A PUBLIC payphone's days are numbered after British Telecom bosses decided to press ahead with plans to do away it.

The facility in Taylors Lane/Chase Road in Lindford was one of four in the Bordon area which BT proposed to axe because they "exceed customer need".

Payphones in Firgrove Road, Station Road/Windermere Road and Heathcote Road/Sunbury Close would also be removed under BT's proposals.

Now after a 42-day consultation period with local residents and district, town and parish councils, BT has decided to take away the payphone in Lindford, after no one objected to its removal. The company will undertake further consultation on the three in Bordon and Whitehill after residents and councils objected to their removal.

As previously reported by The Herald, the proposals are part of a UK-wide comprehensive review of payphones which has revealed that the number of calls made from BT payphones has almost halved in the last three years.

BT has blamed the drop in the use of the facilities on the increasing reliance on mobile phones, claiming that 85 per cent of people now own one and 99 per cent now have a phone at home.

In a letter sent to Whitehill Town Council, BT outlined its plans. "In Great Britain, of the 75,000 BT phone boxes on the street, only 29,000 are profitable, with 19,000 just breaking even and 27,000 being unprofitable.

"Despite these commercial pressures, BT is very conscious of its social obligations and has pledged its commitment to providing payphone service throughout the UK, particularly for those people that are dependant on payphones for telephone service."

The company assured residents that although it planned to cut off three of Bordon's 10 public payphones, together with the one in Lindford, it would be keeping one unnamed loss-making payphone in the area.

Speaking after the decision to take away the Lindford payphone, parish council chairman Ian Skelton Smith told The Herald that the council did regret the loss of the phone box, but did not feel obliged to oppose it as residents had not objected.

He said: "We discussed the proposal at a council meeting. Councillors were notified in advance about it and the item was displayed on the agenda on village notice boards in the normal way.
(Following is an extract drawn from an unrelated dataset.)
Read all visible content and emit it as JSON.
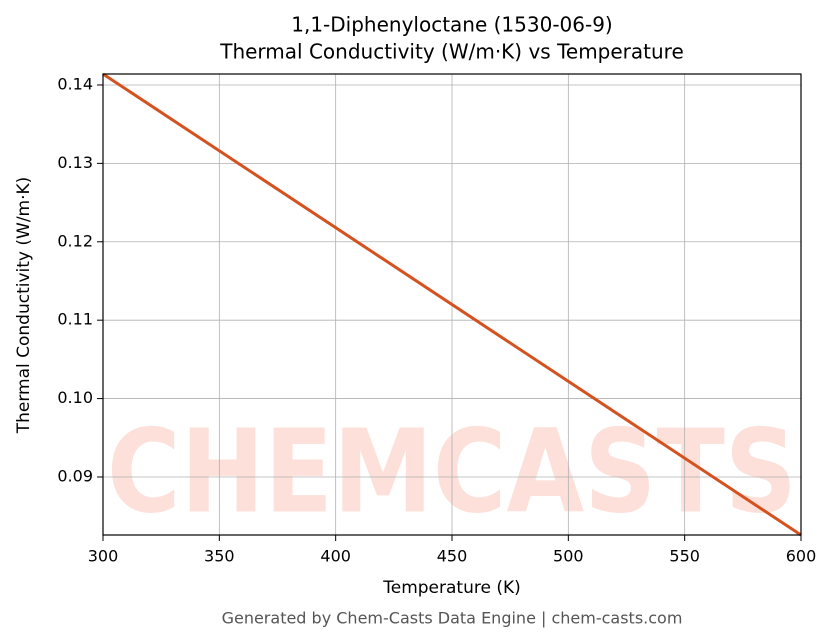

However, we received no representations about it from residents, and so we did not feel that we could express an objection.
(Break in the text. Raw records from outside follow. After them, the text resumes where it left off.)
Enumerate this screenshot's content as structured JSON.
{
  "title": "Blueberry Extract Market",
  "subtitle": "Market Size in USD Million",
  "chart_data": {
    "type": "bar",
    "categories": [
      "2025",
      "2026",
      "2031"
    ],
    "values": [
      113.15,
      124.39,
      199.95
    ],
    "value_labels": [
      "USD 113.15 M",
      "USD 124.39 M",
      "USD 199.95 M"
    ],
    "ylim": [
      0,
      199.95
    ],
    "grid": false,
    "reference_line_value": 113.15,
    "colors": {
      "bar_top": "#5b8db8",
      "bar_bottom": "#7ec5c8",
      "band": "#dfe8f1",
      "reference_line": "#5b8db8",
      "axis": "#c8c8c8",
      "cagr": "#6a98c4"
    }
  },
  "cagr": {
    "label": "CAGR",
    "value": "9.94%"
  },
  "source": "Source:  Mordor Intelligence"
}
"BT pointed out that there is reduced demand for payphones today because so many people have mobile phones, and I can see the commercial sense in their position. However, it is a great pity for those of us who do not have mobile phones. They assured us that the box at Elmfield Court, which is in a more prominent location and more heavily used, would be retained. I would object to any proposal to remove this one."

Lindford district councillor Yvonne Parker-Smith said when East Hampshire District Council's north east area community committee had discussed the plans fellow councillor Anna James (Liphook) expressed concern that if proposals for 207 homes at the bottom of Chase Road were approved there could be an increased demand for the use of the payphone.

But Mrs Parker-Smith conceded that although this maybe the case, BT had to make its decision on the current use of the payphone, and not what it might be in the future.

BT spokesman Jason Mann told The Herald that as there had been no objections to the removal of the payphone in the village, it would be taken away within eight weeks.

But he said a decision on the future of the three payphones in Bordon and Whitehill, for which there had been objections, had yet to be made.

"I can confirm that we have received objections on those (in Bordon and Whitehill) so we now need to look into those properly and carry out further consultation with those objectors," he said.

"It is going to take a little while to make that decision. We are not talking about weeks, we are probably not even talking about months. It is difficult to put a timescale on it. What I can say is a decision is not going to be arrived at quickly. It is an important issue and we need to look into it properly."

Speaking after the decision to carry out further consultation on the phones in Bordon and Whitehill, Michael Watkinson, district and town councillor for Whitehill, expressed concern that taking the payphones away would leave vulnerable members of the community without a lifeline in an emergency.

"I think they need to be there on behalf of the community in general so that people have access in an emergency to a telephone," he said.

"If you are in a bit of a panic, having something there that you know you can work is of particular benefit to people, especially the elderly who on the whole are not as aware of new technology, such as mobile telephones as the young are.

"I don't want to see these particular phones going. Personally I think we should always have a back up. As the saying goes 'don't throw out the baby with the bath water'. We don't know the problems which could come about if they were not there."